SIDNEY — Diane Campbell never uses chemical fertilizer, but out of desperation, she sprinkled some on her pepper plants.

Campbell, who runs Wolf Creek Farm in Sidney with her husband, Robert, said the recent hot, dry weather, followed by days of heavy rain, is taking its toll on crops.

It started in March with temperatures that soared into the 70s and 80s, dipped to freezing levels in April, followed by heavy rain in May and June.

The National Weather Service in Gray recorded 11.03 inches of rain in June, almost 7 inches above average.

At Wolf Creek Farm, Campbell’s pepper plants are only 3 inches tall. Many of them have peppers, but they’re only an inch or two long.

“To have a pepper be this size — look at this,” she said, bending down next to the tiny green plant. “I have basil and squash that are yellow.”

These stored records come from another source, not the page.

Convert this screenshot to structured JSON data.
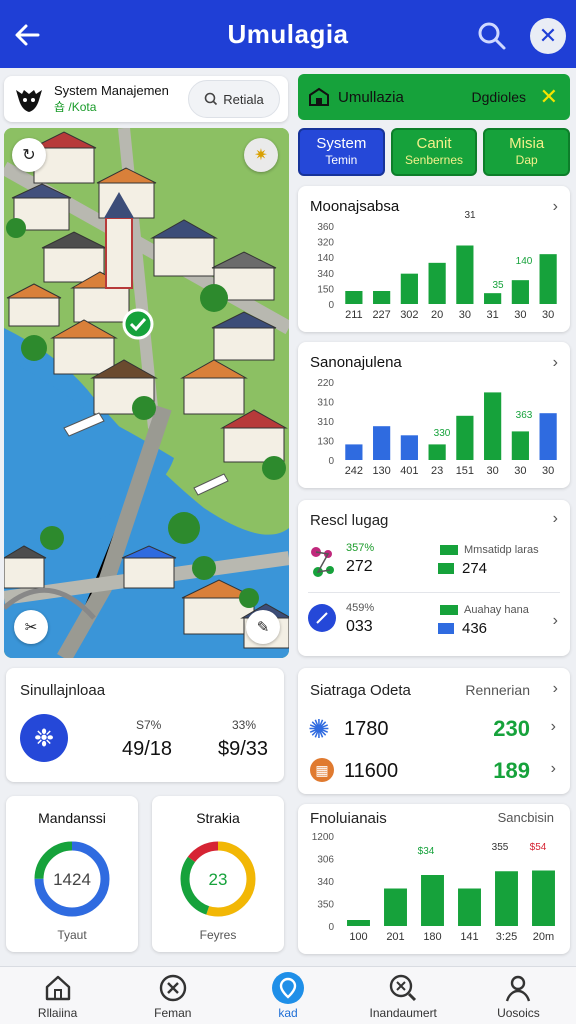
{
  "header": {
    "title": "Umulagia"
  },
  "system": {
    "name": "System Manajemen",
    "subtitle": "숍 /Kota",
    "search_label": "Retiala"
  },
  "greenbar": {
    "label": "Umullazia",
    "right_label": "Dgdioles"
  },
  "tabs": [
    {
      "label": "System",
      "sub": "Temin"
    },
    {
      "label": "Canit",
      "sub": "Senbernes"
    },
    {
      "label": "Misia",
      "sub": "Dap"
    }
  ],
  "chart1": {
    "title": "Moonajsabsa",
    "chart_data": {
      "type": "bar",
      "title": "Moonajsabsa",
      "categories": [
        "211",
        "227",
        "302",
        "20",
        "30",
        "31",
        "30",
        "30"
      ],
      "values": [
        60,
        60,
        140,
        190,
        270,
        50,
        110,
        230
      ],
      "y_ticks": [
        "360",
        "320",
        "140",
        "340",
        "150",
        "0"
      ],
      "data_labels": [
        "31",
        "35",
        "140"
      ],
      "ylim": [
        0,
        360
      ],
      "series_colors": [
        "#16a23b"
      ]
    }
  },
  "chart2": {
    "title": "Sanonajulena",
    "chart_data": {
      "type": "bar",
      "title": "Sanonajulena",
      "categories": [
        "242",
        "130",
        "401",
        "23",
        "151",
        "30",
        "30",
        "30"
      ],
      "values": [
        60,
        130,
        95,
        60,
        170,
        260,
        110,
        180
      ],
      "colors": [
        "#2f6be0",
        "#2f6be0",
        "#2f6be0",
        "#16a23b",
        "#16a23b",
        "#16a23b",
        "#16a23b",
        "#2f6be0"
      ],
      "y_ticks": [
        "220",
        "310",
        "310",
        "130",
        "0"
      ],
      "data_labels": [
        "330",
        "363"
      ],
      "ylim": [
        0,
        300
      ]
    }
  },
  "result": {
    "title": "Rescl lugag",
    "rows": [
      {
        "pct": "357%",
        "value": "272",
        "legend": "Mmsatidp laras",
        "value2": "274",
        "legend_color": "#16a23b",
        "value2_color": "#16a23b"
      },
      {
        "pct": "459%",
        "value": "033",
        "legend": "Auahay hana",
        "value2": "436",
        "legend_color": "#16a23b",
        "value2_color": "#2f6be0"
      }
    ]
  },
  "simulation": {
    "title": "Sinullajnloaa",
    "pct1": "S7%",
    "val1": "49/18",
    "pct2": "33%",
    "val2": "$9/33"
  },
  "stat": {
    "title": "Siatraga Odeta",
    "right": "Rennerian",
    "rows": [
      {
        "value": "1780",
        "green": "230"
      },
      {
        "value": "11600",
        "green": "189"
      }
    ]
  },
  "donut1": {
    "title": "Mandanssi",
    "value": "1424",
    "foot": "Tyaut",
    "fraction": 0.75,
    "colors": [
      "#2f6be0",
      "#16a23b"
    ]
  },
  "donut2": {
    "title": "Strakia",
    "value": "23",
    "foot": "Feyres",
    "fraction": 0.55,
    "colors": [
      "#f2b705",
      "#16a23b",
      "#d62433"
    ]
  },
  "chart3": {
    "title": "Fnoluianais",
    "right": "Sancbisin",
    "chart_data": {
      "type": "bar",
      "title": "Fnoluianais",
      "categories": [
        "100",
        "201",
        "180",
        "141",
        "3:25",
        "20m"
      ],
      "values": [
        80,
        500,
        680,
        500,
        730,
        740
      ],
      "y_ticks": [
        "1200",
        "306",
        "340",
        "350",
        "0"
      ],
      "data_labels": [
        "$34",
        "355",
        "$54"
      ],
      "ylim": [
        0,
        1200
      ],
      "series_colors": [
        "#16a23b"
      ]
    }
  },
  "nav": [
    {
      "label": "Rllaiina",
      "icon": "home-icon",
      "active": false
    },
    {
      "label": "Feman",
      "icon": "close-circle-icon",
      "active": false
    },
    {
      "label": "kad",
      "icon": "location-icon",
      "active": true
    },
    {
      "label": "Inandaumert",
      "icon": "search-circle-icon",
      "active": false
    },
    {
      "label": "Uosoics",
      "icon": "user-icon",
      "active": false
    }
  ]
}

She pointed down a long, neat row. “And all those weeds, that’s where my potatoes are supposed to be. And I doubt the season will be long enough for pumpkins. They take 90 days to ripe.”

Campbell sells her vegetables at a farm stand across the road from her 350-acre farm on a hill off Middle Road.

She’s had to plant her neat rows of beans three times. The weather caused them to rot, along with a quarter of her potato crop.

By now she would have Swiss chard and beet greens to sell at the stand. Cucumbers normally would follow in about two weeks.

But not this year.

After four-day stretch of rain last week, the leaves on her squash and cucumber plants turned yellow.

“I have to admit it’s pretty poor this year,” she said. “The weeds are growing great, but not the vegetable plants.”

Her husband has had some setbacks with haying. He had planned to cut hay June 27, but because of reported thunderstorms, that got put off until the next day.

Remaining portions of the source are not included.